Are you at least able to keep the fiber safe

Yes… but… Every inch
of the fiber for hundreds of miles, along with many regen huts and points of presence (POP). All the power, all the equipment, all the programming must work all the time.

Odds are agsinst us.

Cheers
Qazulight

Ears, as always I find your posts thought provoking. I’m guessing my ratio of ear’s post read to recommended is near 100%. :slight_smile:

** Shopify Capital. Shopify advances cash to merchants to accelerate the merchant’s
business hoping that will lever the use of Shopify’s services

Yeah this is interesting because shopify is providing leverage to the businesses but since the businesses are their customers for their other services they are doubly exposed to downturn. I think I see your point in that shopify is juicing the merchants ability to grow by providing them with capital. I couldn’t find the particulars of the third party insurance. Do you have any info?

** Deferred Revenue. The customer pays up front for future delivery of services. This is
really a loan by the customer to Shopify

In my mind this is one of the least risky liabilities possible especially when the services (shopify) is so integral to the business. I’ve always considered this an asset of the shopify/SaaS business model. Do you feel otherwise?

That form of leverage is the
implicit promise of many valuable birds in the bush in exchange for a bird in the hand. Shopify
can raise a significant amount of capital today

I consider this the basic idea behind stock markets and investing. Thanks for adding that. I wish could go back and edit my original post to add that part.

Ears, I know this isn’t exactly on topic. I’ve followed your posts for a while now and I wonder; Are you sceptical of the SaaS business model? Do you mind if I ask what stocks you currently find attractive (from an investing perspective) ?

best,
Ethan

2 Likes

B&W, your post made me go back and re-read what I had written! And while I do enjoy a good campfire I think Saul, remmdawg, and ProdigalFool17 did a good job clarifying what I was trying to say.

best,
Ethan

I think you missed the point. Leverage is neither good nor bad. Too much leverage is bad… it becomes a house of cards. Too little leverage COULD mean passing up on opportunities. You tend to want companies using little, if any, leverage AND having high amounts of cash to use to expand.

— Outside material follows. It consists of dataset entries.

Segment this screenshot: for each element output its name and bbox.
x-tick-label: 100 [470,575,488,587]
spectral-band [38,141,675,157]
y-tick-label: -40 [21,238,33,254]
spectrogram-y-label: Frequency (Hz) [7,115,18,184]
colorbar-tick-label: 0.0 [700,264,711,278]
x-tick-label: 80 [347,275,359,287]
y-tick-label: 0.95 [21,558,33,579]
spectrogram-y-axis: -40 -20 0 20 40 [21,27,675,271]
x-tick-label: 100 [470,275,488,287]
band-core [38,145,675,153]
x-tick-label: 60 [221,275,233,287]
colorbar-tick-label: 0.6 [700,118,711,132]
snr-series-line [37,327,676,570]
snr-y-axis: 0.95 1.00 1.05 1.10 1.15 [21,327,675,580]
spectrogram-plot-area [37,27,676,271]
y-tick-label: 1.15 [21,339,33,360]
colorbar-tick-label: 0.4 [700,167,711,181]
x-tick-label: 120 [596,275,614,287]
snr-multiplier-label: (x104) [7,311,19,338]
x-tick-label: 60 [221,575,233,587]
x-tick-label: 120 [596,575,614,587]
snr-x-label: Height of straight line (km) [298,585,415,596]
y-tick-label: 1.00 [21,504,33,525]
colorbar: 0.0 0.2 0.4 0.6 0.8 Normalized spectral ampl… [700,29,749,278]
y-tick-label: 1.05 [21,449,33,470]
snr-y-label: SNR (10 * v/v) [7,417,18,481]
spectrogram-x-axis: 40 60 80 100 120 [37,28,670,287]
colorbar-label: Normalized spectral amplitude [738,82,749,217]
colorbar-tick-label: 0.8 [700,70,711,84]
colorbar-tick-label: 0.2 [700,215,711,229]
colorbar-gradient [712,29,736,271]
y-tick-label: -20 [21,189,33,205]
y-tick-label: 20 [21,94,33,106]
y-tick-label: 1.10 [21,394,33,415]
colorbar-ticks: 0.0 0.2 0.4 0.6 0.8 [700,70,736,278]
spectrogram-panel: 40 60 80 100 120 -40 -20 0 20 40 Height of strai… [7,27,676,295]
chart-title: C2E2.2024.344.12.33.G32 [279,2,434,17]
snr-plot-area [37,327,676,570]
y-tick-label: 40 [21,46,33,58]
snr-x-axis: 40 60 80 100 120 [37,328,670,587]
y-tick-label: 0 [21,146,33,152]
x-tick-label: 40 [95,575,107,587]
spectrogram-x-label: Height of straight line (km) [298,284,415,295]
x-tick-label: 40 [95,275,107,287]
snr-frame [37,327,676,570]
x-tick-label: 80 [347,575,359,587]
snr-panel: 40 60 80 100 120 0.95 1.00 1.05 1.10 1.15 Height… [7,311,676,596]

I think the big problem is --since we are always looking back and know the result after it happened, it is very easy to find the culprit, and blame it on an obvious scapegoat “leverage” because we might not be aware of the true problem. For example --a trusted top salesman who was partying the night before an important presentation he was going to make with an important client. He shows up with a hangover and blows the presentation and the company doesn’t get the important contract that the company was spending money and gearing up for, and counting on for growing the future. They go downhill after that. Is that the fault of the leverage, or the drunken salesman?—Or just the combination of things and bad luck?

Someone in one of the posts mentioned Tesla. —Perfect example Easy answer–If they fail Blame it on the leverage. If it succeeds- than ELON is a genius.

So–to make money on this—Write two books and prepare them for publication

  1. Call the book–“Leverage And The Downfall of Tesla”
  2. Call the book–“ELON the Genius-And How He Made A Gazillion Dollars”

Then the day after the event happens, publish the correct book and you might become a Millionaire overnight

good luck

b&w

2 Likes

So–to make money on this—Write two books and prepare them for publication
1) Call the book–“Leverage And The Downfall of Tesla”
2) Call the book–“ELON the Genius-And How He Made A Gazillion Dollars”

Or, as Orson Welles dramatically portrayed:

https://www.youtube.com/watch?v=9iMy0969BTw

1 Like

Housing prices have typically not been nearly as volatile as the stock market or an individual stock
they might be nearly as bad if they were repriced every second 5 days a week in a worldwide market like stocks .

“Typically” " not been nearly as volatile" “might be” “repriced every second 5 days a week”

You can tell those catchy phrases to the 1000’s of people that got foreclosed on, during the housing crisis a few years ago.